China vs US
Meanwhile… let us cast our minds far to the East where the real story is probably China. Lots of stuff in the press about China and debt… and much of it casting doubt on the sustainability of China’s economic miracle – including its ability to continue as the major economic partner across Asia, Africa and the Middle East.
But first, a diversion… I got taken to task by a US chum yesterday for being pro-Trump in recent comments. Harsh. Whatever I think of him is immaterial. It’s the political process that got him there, the geopolitical forces disturbed by his actions, and the real market effects he creates that matter. Loathe him or loathe him… he’s creating winds that move markets. Markets are about politics.
During the late summer we were treated to an American Aircraft Carrier (the USS Harry S Truman) moored in the Solent at the foot of our garden. A Nimitz class CVA is a great example of power projection. But, historically, the American’s don’t achieve their decisive victories through military muscle. Where they attempt to do so – in Afghanistan, Iraq and Vietnam, for instance, they proved the ineffectiveness of using a multi-billion dollar missile against an AK47, and that motivated guerrillas will win every time.
It’s very interesting to compare and contrast Trump rhetoric. In the last few days he’s pulled back from criticism of Saudi prince/thug MbS. He’s unapologetically told the American people that Saudi is a very important source of big defence contracts creating US jobs – therefore he will deal with them. Saudi is not a real threat. At the same time, he’s saying nothing about US jobs he’s willing to trade-off thru his Economic campaign against China.

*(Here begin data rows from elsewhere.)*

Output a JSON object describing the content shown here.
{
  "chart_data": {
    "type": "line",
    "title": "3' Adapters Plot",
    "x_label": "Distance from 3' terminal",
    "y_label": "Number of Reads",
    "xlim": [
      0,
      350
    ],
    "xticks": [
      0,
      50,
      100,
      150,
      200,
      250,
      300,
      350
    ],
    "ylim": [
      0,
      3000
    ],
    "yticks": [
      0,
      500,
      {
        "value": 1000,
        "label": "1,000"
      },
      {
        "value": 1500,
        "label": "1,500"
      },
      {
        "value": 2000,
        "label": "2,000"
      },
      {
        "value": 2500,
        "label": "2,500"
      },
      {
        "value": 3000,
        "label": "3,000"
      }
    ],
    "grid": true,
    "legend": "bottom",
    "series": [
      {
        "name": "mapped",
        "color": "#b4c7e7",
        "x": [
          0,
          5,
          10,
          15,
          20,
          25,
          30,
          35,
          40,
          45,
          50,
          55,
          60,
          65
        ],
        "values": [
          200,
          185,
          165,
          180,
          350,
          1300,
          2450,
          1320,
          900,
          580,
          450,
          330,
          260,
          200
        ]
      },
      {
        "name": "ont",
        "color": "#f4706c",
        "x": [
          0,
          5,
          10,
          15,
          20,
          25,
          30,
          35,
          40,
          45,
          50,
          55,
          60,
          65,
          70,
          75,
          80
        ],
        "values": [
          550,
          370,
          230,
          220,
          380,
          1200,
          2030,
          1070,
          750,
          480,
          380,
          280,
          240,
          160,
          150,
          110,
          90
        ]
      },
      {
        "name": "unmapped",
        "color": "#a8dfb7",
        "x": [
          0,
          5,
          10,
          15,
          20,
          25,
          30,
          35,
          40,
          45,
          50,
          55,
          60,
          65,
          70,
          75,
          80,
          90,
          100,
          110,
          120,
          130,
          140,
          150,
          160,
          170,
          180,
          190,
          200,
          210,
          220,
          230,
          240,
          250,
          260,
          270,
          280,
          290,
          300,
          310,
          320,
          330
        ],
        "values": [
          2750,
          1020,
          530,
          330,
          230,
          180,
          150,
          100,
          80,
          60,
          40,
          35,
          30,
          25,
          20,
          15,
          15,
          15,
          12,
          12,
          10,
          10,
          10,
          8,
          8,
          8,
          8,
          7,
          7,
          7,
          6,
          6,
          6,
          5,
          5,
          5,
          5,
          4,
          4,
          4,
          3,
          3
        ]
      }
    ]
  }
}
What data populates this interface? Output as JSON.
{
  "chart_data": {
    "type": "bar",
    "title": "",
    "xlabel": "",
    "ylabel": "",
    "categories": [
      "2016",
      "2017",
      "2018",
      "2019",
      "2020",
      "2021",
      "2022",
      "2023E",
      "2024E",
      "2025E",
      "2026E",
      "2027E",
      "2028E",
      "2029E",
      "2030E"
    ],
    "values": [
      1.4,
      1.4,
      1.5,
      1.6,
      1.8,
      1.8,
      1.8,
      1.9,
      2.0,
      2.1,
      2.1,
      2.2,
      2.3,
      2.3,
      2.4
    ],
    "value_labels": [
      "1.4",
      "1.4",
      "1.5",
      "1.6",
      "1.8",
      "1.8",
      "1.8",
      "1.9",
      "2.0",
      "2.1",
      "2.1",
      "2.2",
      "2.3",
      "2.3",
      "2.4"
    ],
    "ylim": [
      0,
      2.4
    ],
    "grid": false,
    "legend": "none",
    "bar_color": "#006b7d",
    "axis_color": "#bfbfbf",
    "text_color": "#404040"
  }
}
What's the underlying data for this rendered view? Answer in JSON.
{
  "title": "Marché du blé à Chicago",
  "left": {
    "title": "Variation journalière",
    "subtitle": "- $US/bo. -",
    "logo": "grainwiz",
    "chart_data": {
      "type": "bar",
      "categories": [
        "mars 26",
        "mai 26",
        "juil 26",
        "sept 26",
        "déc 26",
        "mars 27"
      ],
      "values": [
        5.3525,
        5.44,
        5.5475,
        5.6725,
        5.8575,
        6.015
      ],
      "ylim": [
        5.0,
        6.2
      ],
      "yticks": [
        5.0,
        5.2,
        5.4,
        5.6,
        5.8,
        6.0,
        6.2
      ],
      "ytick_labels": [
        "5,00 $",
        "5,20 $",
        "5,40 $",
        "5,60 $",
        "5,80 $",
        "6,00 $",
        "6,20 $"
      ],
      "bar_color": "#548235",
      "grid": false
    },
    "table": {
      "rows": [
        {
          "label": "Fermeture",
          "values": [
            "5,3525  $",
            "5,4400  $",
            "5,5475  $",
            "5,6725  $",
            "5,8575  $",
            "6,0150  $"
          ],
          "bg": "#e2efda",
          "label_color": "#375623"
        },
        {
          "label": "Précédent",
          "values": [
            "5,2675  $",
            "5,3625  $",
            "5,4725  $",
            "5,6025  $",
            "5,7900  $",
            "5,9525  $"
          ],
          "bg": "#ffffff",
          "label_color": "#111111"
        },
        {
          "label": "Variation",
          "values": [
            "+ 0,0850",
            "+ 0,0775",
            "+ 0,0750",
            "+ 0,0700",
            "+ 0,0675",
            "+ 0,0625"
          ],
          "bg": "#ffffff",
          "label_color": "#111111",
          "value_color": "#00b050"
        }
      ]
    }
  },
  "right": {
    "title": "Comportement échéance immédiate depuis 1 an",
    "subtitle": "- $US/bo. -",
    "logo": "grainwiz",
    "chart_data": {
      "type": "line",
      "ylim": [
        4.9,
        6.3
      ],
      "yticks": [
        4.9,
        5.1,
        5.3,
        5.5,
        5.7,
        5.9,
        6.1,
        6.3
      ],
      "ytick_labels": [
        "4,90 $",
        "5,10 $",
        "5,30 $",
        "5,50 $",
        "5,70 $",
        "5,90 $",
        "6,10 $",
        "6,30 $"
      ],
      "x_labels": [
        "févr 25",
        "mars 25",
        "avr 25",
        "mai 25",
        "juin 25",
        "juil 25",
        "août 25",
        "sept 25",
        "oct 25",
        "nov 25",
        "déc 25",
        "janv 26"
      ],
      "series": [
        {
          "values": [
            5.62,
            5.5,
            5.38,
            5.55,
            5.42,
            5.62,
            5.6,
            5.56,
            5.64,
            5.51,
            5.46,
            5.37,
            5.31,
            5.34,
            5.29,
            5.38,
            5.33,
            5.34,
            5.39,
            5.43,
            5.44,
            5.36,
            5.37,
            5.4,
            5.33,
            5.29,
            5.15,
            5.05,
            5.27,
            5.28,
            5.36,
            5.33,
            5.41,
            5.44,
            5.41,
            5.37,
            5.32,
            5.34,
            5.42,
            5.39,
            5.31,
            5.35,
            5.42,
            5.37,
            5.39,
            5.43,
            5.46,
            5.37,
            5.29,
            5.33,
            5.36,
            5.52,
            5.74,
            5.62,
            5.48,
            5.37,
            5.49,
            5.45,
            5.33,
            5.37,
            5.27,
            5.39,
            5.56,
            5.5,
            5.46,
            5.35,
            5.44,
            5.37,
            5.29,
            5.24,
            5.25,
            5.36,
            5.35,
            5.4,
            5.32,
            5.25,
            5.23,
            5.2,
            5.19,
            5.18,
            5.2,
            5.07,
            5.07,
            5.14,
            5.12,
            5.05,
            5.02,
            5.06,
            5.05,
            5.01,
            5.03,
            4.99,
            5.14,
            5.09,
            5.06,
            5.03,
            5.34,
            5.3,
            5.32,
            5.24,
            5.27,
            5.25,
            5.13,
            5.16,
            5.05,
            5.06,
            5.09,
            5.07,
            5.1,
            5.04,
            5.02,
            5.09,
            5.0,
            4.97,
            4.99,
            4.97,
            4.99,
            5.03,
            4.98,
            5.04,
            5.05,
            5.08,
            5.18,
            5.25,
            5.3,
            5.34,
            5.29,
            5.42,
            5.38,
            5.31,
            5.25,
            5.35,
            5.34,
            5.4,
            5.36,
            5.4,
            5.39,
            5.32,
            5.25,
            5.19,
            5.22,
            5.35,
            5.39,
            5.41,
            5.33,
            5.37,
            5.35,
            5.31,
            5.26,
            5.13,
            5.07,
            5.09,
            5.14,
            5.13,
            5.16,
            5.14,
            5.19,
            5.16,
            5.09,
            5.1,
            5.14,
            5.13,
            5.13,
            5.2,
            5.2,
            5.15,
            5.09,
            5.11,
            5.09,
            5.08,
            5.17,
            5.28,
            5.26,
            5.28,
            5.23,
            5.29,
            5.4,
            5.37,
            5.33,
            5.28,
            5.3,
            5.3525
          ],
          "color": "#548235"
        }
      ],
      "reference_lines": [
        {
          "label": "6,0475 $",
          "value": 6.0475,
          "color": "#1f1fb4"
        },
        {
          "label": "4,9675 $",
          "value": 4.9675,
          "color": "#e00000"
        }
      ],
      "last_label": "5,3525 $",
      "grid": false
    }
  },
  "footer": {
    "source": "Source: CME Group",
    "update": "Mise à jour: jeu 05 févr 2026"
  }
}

Where America wins is in terms of economic muscle. The Japanese knew that before Pearl Harbour 80 years ago, the Russians learnt it in the 80’s. And now the Chinese are being treated to a similar lesson today.
The US can withstand declining energy exports to China far longer than Xi can withstand real growth tumbling from the Party’s mandated 7% to closer to 5.5% (or whatever it really is).